Sepanjang sejarah Indonesia sampai pada hari ini, maka konstitusi yang
ada pun telah mengalami banyak perubahan dan banyak aturan baru yang
digodok kemudian disahkan sebagai bagian dari konstitusi Negara. Dewan
Perwakilan Rakyat (DPR) yang kemudian mengemban amanah untuk menggodok,
merumuskan dan mengesahkan Undang-undang yang akan menjadi konstitusi.
Sesuai kondisi zaman yang terus berubah, maka pembentukan suatu
Undang-undang pun mengalami perubahan. Sehingga pada kondisi
ke-Indonesia-an saat ini, senantiasa dilakukan perubahan dan pembentukan
Undang-undang atau Peraturan yang telah mencakup semua aspek
kehidupan.
Namun,
ada yang aneh ketika kita menganalisis kondisi saat ini terhadap
aturan yang dibentuk dan disahkan oleh DPR. Kejanggalan kejanggalan
dipahami telah terjadi dalam proses legislasi suatu Rancangan
Undan-Undang. Dimana, Undang-Undang yang hadir pada hari ini dianggap
tidak mewakili kepentingan masyarakat secara menyeluruh. Hanya mewakili
suatu kepentingan kelompok partai yang mereka wakili. Ini karena
adanya Poligarki Partai Politik (PARPOL), dimana kebijakan atau
keputusan yang diambil oleh anggota DPR harus sesuai dengan kebijakan
PARPOL. Sehingga setiap wakil dari PARPOL membentuk suatu Fraksi di
parlemen dimana ketika menyikapi suatu masalah setiap anggota harus
senada dengan kebijakan Fraksi. Ini mengakibatkan kepentingan rakyat
terkebiri, yang seharusnya menjadi prioritas utama Anggota DPR dalam
mengambil keputusan.
Kejanggalan-kejanggalan
yang terjadi ini, mengindikasikan adanya sebuah konspirasi politik
yang terjadi di parlemen. Wakil-wakil rakyat yang mencoba berlainan
pendapat dengan fraksinya ketika mengambil kepuutusan terhadap suatu
kebijakan diberhentikan dengan alasan yang tak logis oleh partai yang
mngusungnya. Ini jelas menjadi bukti bahwa Para Wakil Rakyat tak lagi
mewakili rakyat yang mengusungnya di Daerah Pemilihan (DAPIL)

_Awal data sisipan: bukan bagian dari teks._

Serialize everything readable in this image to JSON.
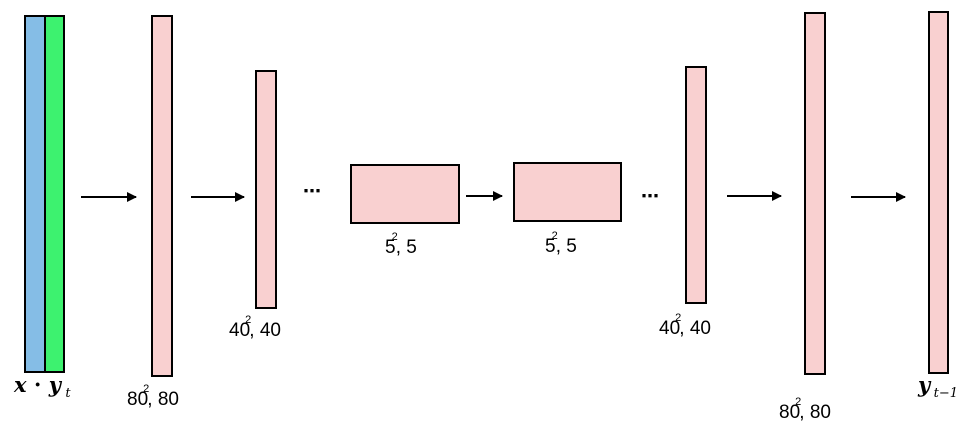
{
  "colors": {
    "block_fill": "#f9d0d0",
    "input_x_fill": "#85bde6",
    "input_y_fill": "#3df26f",
    "stroke": "#000000"
  },
  "input": {
    "label_x": "x",
    "label_dot": "·",
    "label_y": "y",
    "label_y_sub": "t"
  },
  "output": {
    "label_y": "y",
    "label_y_sub": "t−1"
  },
  "blocks": [
    {
      "id": "enc-80",
      "label_base": "80",
      "label_sup": "2",
      "label_tail": ", 80"
    },
    {
      "id": "enc-40",
      "label_base": "40",
      "label_sup": "2",
      "label_tail": ", 40"
    },
    {
      "id": "bottleneck-in",
      "label_base": "5",
      "label_sup": "2",
      "label_tail": ", 5"
    },
    {
      "id": "bottleneck-out",
      "label_base": "5",
      "label_sup": "2",
      "label_tail": ", 5"
    },
    {
      "id": "dec-40",
      "label_base": "40",
      "label_sup": "2",
      "label_tail": ", 40"
    },
    {
      "id": "dec-80",
      "label_base": "80",
      "label_sup": "2",
      "label_tail": ", 80"
    }
  ],
  "ellipsis": "⋯"
}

masing-masing. Sehingga muncul ketidakpercayaan lagi terhadap mereka
yang duduk di DPR.
Konsipirasi
politik yang terjadi pada hari ini, disadari terjadi sebagai Politik
Kapitalisme atau Neoliberalisme. Sehingga akibat hegemoni dari itu,
menyebabkan kesejahteraan masyarakat pada hari ini menjadi mimpi untuk
terwujud. Karena, semua akan berbicara tentang untung dan berapa banyak
laba yang didapatkan atas adanya kebijakan atau peraturan
perundang-undang yang ditetapkan itu. Itu menjadi proses kelahiran
kebijakan yang tidak pro rakyat.
Apa yang menjadi penyebab dan apa solusinya?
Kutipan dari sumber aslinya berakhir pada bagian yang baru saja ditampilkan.